Crystal meth overtaking heroin as drug of choice, Upper Darby police say

UPPER DARBY TOWNSHIP, Pennsylvania (WPVI) -- Just when you thought America had its hands full with the heroin epidemic, authorities are seeing a new problem emerging.

Upper Darby police say drug dealers are now switching it up and heavily pushing a concoction of crystal meth and fentanyl - turning heroin addicts into crystal meth addicts.

"I wouldn't say it's reached epidemic levels but its quickly becoming epidemic," said Upper Darby Police Superintendent Michael Chitwood.

He says the trend towards crystal meth in Upper Darby and communities like it is being pushed by drug cartels. They're selling it cheap, and they're selling it potent.

The result?

"The methamphetamine is taking over the heroin trade slowly but surely. Almost every arrest that we make now is methamphetamine, not heroin," he said.

Unlike heroin, which police say can practically turn people into zombies, crystal meth can keep people up for days at a time and causes many people "to become crazy, to become paranoid, and to become very, very violent," said Chitwood.

Of course, Upper Darby is not alone. According to the latest figures from the DEA, 13 of 21 of the agencies field offices across the country report methamphetamine availability to be high with deaths skyrocketing since 2005 and most of it they say is coming from Mexico through the Southern Border.

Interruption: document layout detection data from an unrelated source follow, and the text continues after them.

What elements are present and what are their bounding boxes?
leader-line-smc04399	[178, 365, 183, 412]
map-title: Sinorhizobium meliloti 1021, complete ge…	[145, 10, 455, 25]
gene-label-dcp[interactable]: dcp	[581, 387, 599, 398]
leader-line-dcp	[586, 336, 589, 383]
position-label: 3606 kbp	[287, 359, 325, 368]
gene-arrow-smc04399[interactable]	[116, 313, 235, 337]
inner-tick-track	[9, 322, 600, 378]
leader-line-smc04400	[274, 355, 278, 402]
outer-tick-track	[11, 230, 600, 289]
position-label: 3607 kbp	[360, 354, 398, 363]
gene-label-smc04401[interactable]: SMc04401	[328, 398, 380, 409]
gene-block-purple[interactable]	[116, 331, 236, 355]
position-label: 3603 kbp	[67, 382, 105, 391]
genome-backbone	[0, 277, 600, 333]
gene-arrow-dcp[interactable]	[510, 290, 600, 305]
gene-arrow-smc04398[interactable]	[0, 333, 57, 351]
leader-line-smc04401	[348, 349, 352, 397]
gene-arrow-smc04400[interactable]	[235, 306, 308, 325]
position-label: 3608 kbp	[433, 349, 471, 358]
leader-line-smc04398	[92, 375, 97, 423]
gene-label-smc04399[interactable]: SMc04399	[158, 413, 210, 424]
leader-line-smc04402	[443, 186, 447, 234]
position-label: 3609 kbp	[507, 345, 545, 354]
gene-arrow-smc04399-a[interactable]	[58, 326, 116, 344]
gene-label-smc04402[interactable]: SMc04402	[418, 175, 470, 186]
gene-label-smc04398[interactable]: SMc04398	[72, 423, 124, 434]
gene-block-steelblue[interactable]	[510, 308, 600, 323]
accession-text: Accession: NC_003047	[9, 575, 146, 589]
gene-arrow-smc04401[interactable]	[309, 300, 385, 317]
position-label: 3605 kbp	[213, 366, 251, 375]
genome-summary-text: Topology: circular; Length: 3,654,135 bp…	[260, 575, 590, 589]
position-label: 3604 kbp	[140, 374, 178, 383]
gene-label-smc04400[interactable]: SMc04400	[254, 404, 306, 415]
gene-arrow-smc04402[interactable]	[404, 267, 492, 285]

Looking to expand their customer base, the cartels are slashing prices on a gram of meth from $1,000 an ounce a year ago to just $500 an ounce today in Upper Darby.

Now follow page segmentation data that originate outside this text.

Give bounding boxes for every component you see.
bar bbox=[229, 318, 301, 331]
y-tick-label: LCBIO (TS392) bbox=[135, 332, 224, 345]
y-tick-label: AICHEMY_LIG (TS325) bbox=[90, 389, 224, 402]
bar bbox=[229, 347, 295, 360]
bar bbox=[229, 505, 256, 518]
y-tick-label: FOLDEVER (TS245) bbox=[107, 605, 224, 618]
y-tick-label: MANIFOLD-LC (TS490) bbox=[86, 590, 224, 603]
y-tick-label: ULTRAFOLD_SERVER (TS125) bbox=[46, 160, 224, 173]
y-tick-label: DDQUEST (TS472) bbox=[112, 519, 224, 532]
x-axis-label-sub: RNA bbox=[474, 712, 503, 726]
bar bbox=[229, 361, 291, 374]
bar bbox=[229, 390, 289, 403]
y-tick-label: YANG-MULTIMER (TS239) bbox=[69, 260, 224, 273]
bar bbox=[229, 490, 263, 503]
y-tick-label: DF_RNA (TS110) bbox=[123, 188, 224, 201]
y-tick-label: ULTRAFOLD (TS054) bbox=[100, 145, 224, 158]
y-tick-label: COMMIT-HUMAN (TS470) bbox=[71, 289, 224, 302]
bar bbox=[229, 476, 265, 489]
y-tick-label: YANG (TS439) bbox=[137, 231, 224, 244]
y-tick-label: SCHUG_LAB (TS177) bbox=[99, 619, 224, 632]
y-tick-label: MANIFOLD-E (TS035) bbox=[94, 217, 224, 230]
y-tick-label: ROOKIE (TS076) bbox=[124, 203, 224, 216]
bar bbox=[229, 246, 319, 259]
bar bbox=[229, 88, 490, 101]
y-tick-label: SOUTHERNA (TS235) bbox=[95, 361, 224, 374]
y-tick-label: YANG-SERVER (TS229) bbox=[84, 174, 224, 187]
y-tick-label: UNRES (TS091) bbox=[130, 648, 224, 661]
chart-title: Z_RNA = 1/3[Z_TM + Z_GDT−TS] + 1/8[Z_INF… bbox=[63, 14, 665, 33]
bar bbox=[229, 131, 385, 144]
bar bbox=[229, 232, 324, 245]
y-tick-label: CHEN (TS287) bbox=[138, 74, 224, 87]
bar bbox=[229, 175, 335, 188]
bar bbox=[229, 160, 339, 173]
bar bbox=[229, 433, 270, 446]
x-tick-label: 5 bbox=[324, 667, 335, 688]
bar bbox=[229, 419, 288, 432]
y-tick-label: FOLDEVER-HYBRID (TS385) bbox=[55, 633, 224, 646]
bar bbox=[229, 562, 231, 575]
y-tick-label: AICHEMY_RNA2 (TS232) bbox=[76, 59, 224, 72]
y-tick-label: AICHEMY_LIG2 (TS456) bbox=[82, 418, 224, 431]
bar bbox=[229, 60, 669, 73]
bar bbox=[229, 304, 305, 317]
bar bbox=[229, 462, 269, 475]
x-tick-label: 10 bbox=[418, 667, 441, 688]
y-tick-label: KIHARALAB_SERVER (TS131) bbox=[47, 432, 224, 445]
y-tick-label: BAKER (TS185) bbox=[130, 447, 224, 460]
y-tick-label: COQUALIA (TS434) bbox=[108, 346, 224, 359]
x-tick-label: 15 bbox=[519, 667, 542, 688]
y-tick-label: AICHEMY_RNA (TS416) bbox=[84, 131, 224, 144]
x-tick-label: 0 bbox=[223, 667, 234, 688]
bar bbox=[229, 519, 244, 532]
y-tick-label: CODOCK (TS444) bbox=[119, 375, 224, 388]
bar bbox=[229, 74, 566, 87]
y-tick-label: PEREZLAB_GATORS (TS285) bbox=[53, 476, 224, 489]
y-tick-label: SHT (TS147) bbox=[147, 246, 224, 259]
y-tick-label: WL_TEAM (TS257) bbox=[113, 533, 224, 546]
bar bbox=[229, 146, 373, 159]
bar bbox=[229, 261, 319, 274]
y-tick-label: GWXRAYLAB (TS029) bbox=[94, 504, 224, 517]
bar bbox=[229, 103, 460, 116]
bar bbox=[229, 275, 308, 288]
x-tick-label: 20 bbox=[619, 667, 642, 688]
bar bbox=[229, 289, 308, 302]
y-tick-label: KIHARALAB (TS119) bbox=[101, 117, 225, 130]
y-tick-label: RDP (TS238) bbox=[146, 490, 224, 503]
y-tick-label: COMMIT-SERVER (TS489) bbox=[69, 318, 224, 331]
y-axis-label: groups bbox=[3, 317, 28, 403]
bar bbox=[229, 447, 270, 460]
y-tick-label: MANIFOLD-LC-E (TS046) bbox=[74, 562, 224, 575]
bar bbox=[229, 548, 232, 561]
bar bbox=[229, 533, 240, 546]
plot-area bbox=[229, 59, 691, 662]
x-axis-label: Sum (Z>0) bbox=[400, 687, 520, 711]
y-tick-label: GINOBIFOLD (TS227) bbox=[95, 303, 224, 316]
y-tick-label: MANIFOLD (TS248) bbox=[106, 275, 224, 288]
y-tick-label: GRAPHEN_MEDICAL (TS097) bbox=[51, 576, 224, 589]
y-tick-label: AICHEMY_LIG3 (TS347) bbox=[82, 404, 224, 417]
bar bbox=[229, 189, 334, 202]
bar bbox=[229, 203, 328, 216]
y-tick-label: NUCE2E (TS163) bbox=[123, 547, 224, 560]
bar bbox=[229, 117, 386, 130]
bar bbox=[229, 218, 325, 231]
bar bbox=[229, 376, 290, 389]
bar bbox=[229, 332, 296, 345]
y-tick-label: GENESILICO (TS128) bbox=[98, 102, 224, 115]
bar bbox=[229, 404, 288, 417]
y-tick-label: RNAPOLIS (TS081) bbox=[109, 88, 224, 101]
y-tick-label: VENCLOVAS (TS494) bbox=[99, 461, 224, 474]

"They're telling their dope dealers to let them try and get rid of the methamphetamine for nothing until they become addicted," said Chitwood.

Recently arrested by Upper Darby police is 48-year-old Brian Grimley and 43-year-old Gordon Griffin. Police say both caught red-handed with eight pounds of pure crystal meth and an Uzi Mac-10. Both are charged with conspiracy with intent to distribute.

Christine Rizzo, who runs the Shevlin Foundation in Chester aimed at helping drug addicts recover, says they have seen an uptick in the number of addicts using both meth and cocaine.

"Meth is becoming the new heroin because the supply is so great, so the drug dealers are pushing mass amounts of meth into the streets," she said.

Rizzo reminds us that it's National Recovery Month and its time to start seriously thinking about how we get people into treatment in a more meaningful than we have in the past.